The first defendant submitted that a sum of Kshs.700,000 is reasonable and have relied on the case of P I v Zena Roses Ltd & Another (2015) eKLRwhere a sum of Kshs.300,000 was awarded.

The court has considered the submissions on quantum.   Though it has been submitted that the deceased was a student at [particulars withheld]School and had aspired to be a neurosurgeon, no evidence was produced in support of that assertion.  As the court rightly observed in the case of P I v Zena Roses (supra)no evidence was placed before the court to show how the deceased was performing and what he had hoped to become, based on his or her performance. I do concur with the defendants that the best formula to apply in the circumstances of this case is that of global sum.  I hereby award Kshs.1,500,000 being guided by the case of LKM Vs. Stephen Johana and taking into account the fact that it was decided more than two years ago.

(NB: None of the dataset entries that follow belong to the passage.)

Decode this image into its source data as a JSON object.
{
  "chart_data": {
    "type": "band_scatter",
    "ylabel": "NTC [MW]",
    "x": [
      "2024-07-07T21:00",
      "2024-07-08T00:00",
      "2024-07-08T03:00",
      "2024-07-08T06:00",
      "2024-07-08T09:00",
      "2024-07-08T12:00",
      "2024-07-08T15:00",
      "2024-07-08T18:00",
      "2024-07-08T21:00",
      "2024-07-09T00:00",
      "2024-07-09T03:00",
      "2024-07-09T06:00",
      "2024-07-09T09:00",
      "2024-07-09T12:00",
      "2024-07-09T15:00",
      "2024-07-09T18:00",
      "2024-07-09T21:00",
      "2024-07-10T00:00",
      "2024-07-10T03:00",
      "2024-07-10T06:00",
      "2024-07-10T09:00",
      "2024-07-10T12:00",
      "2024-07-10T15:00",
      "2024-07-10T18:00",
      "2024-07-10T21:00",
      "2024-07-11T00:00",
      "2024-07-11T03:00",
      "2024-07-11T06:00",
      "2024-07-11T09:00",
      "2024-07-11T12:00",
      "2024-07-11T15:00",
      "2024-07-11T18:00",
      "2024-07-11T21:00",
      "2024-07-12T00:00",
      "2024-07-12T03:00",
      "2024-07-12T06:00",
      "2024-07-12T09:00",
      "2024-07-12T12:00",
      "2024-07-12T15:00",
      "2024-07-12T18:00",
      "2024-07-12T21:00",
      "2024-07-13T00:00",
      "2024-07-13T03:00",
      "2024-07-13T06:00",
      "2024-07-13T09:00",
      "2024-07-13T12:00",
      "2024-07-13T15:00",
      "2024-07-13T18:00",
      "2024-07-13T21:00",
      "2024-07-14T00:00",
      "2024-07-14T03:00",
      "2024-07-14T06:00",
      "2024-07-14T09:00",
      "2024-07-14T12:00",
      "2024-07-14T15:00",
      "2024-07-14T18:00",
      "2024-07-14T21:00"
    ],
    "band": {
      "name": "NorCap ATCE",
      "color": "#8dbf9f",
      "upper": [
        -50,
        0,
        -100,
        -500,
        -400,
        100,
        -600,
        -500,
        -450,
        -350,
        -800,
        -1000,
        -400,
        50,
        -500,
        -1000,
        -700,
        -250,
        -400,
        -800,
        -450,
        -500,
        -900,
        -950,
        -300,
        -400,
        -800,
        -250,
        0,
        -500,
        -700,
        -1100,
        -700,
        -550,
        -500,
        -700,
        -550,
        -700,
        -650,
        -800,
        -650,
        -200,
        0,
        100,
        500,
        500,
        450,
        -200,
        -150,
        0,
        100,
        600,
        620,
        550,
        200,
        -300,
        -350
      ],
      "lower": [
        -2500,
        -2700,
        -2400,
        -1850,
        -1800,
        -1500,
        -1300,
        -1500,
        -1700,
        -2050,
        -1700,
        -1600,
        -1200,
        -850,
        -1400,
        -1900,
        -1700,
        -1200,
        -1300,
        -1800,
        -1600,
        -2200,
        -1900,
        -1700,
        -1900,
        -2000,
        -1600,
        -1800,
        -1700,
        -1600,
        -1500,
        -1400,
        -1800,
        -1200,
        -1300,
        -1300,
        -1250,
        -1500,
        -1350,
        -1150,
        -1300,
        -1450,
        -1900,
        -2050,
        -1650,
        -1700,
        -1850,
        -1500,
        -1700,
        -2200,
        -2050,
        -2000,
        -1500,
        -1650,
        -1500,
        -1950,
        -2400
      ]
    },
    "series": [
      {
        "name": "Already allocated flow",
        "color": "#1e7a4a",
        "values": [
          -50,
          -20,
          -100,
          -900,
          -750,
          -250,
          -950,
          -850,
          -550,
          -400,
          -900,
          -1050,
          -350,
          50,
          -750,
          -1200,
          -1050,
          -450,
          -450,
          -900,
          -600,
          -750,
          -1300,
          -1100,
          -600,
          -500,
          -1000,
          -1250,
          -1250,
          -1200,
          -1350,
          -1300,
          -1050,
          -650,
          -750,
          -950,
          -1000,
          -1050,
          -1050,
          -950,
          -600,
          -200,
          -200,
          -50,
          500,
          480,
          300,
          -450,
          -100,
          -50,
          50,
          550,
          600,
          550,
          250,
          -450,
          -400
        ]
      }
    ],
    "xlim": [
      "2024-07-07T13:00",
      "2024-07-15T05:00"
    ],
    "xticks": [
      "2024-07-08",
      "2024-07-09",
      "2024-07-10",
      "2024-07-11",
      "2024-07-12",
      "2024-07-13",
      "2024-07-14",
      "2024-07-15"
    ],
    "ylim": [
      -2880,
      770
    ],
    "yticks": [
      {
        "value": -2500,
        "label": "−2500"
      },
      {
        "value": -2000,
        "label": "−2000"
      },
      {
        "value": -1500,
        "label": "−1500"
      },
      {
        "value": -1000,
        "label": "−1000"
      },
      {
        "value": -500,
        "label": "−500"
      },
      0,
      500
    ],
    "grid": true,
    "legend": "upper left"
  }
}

In the end, the court enters judgment for the plaintiff against the defendants as follows:

(A) Liability 60%: 40%

(B) Loss of dependancy – 1,500,000

(C) Special damages – 685,552. 08

Special damages shall earn interest from the date of filing of the plaint and general damages from the date of the Judgment.

The plaintiff shall also get the costs of the suit.

Dated, signed and delivered at NAIROBI this 13th  day of December, 2018.